その後、小4で初めて読んだ大人向けの推理小説が『オリエント急行の殺人』。
小6で家にある横溝正史はだいたい制覇。中学では古本屋をめぐって
鮎川、クイーン、カーなどを買い漁る、れっきとしたマニアとなっていました。
(当時、お小遣いが月500円だったので、100円のゾッキ本を奈良県北部10キロ四方の古本屋を自転車で回って5冊買ってくるのです・・・あのころは、ほんとうに「餓えて」ました)

そうして迎えた高校1年生(一貫校だったので皆すでに仲良し)。
クラスの仲間(たしか、あいうえお順の最後の四人で、席の近い者どうし)
で、推理小説の犯人当てでもやってみようか、みたいな話になったのですね。

全員、同じ本を買って、後ろを袋とじ状に糊で封して、
犯人と犯行方法を推理する試み。

当時、たぶん坂口安吾たちのエピソードなどは知らなかったかと思うので、
純粋に自然発生的にそういう話になったような気がします。
編集者以外はたいしてミステリーマニアというわけでもなかったのに、
なんであんな話になったんでしょう。よくわかりません。

で、「大変有名だけど」「意外なことに四人ともまだ読んでいなくて」
「ネタもまったく知らない」「本格推理小説」
ってことで白羽の矢がたったのが、
S.S.ヴァン・ダインの『グリーン家殺人事件』だったのです。

目次を見て、このへんが怪しいだろう、とあたりをつけ、そこで封をして、
1週間。

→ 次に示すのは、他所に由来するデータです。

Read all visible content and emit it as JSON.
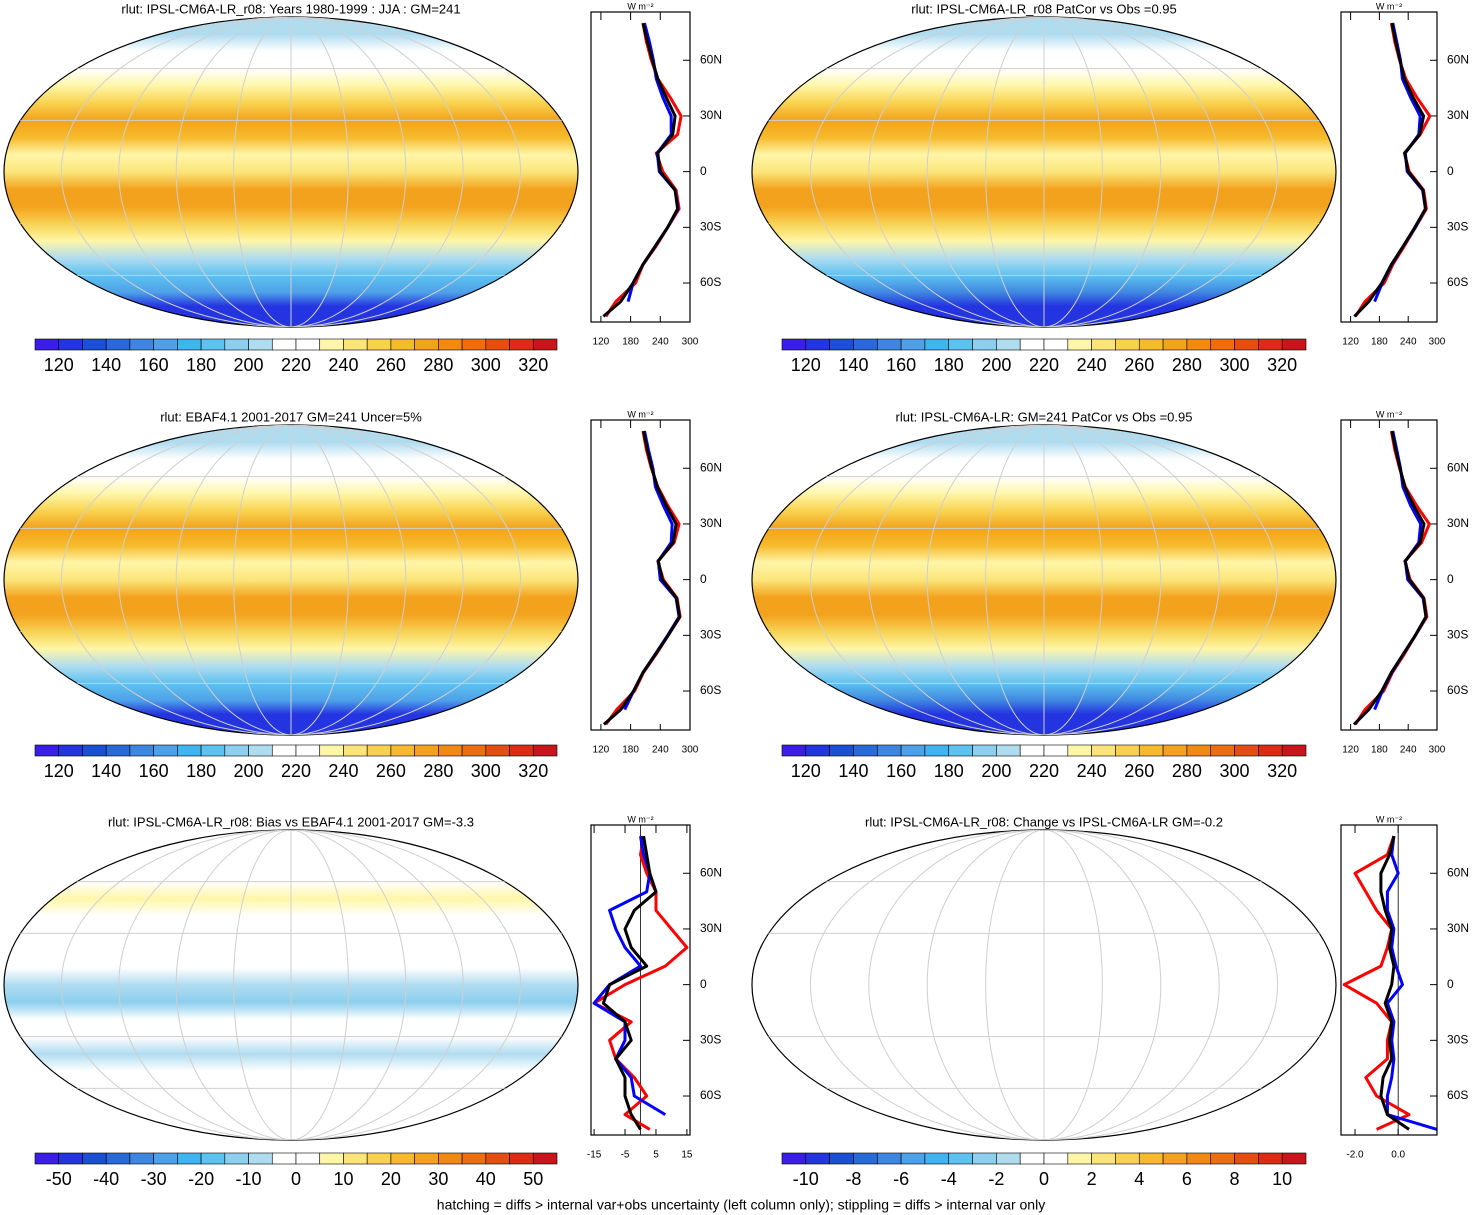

それぞれが登場人物全員のアリバイ表をつくり、証言の抜粋をつくり、
解決されていない謎のリストをつくり・・・・いやあ、楽しかったなあ。

そして、各人が自らの推理を発表。
いざ、封をあける緊張の一瞬・・・・・すると・・・・・・

封印された最初の章で、
すべての手がかりが一覧表のかたちで整理されていたという!!

わたしたちの苦労を返せ!!
・・・あれには、ずっこけました(笑)。

まあ、そんなこんなで、ヴァン・ダインとの出逢いは、
編集者にとって大変に印象深いものでした。
これが、クイーンだったら、あるいはカーだったら、
またそれは違っていたのかもしれません。

でも、あのとき編集者は間違いなく、本格ミステリーの面白さに、
真の意味で開眼したのでした。

いまでも、編集者の「名探偵」像の中核に位置するのは、
ファイロ・ヴァンス、その人です。

しかし、世の中でのヴァン・ダインの評価は、
実のところ、決して高いものではありません。
いや、そもそもあの当時から、
いろいろとくさす人は多かったし、
今はそもそも、(若い人からはとくに)
忘れられそうになっているかも・・・・いかん、これではいかん!

そんななか、長らく新刊で手に入りにくかったヴァン・ダインの作品が、
『僧正殺人事件』を皮切りに、日暮さんの新訳で順に刊行されはじめたわけです。
今回は、その第二弾。
こんなに嬉しいことはありません。

というわけで、次回は、世にはびこるヴァン・ダインをめぐる俗説に
編集者は敢然と立ち向かいたいと思います。
いや、単なるひいきの引き倒しですが・・・・。

なお、あの青春の犯人当てに際しては、
見事正解に至ったことを最後に付記しておきます。
誰でもわかるとか、いわないで。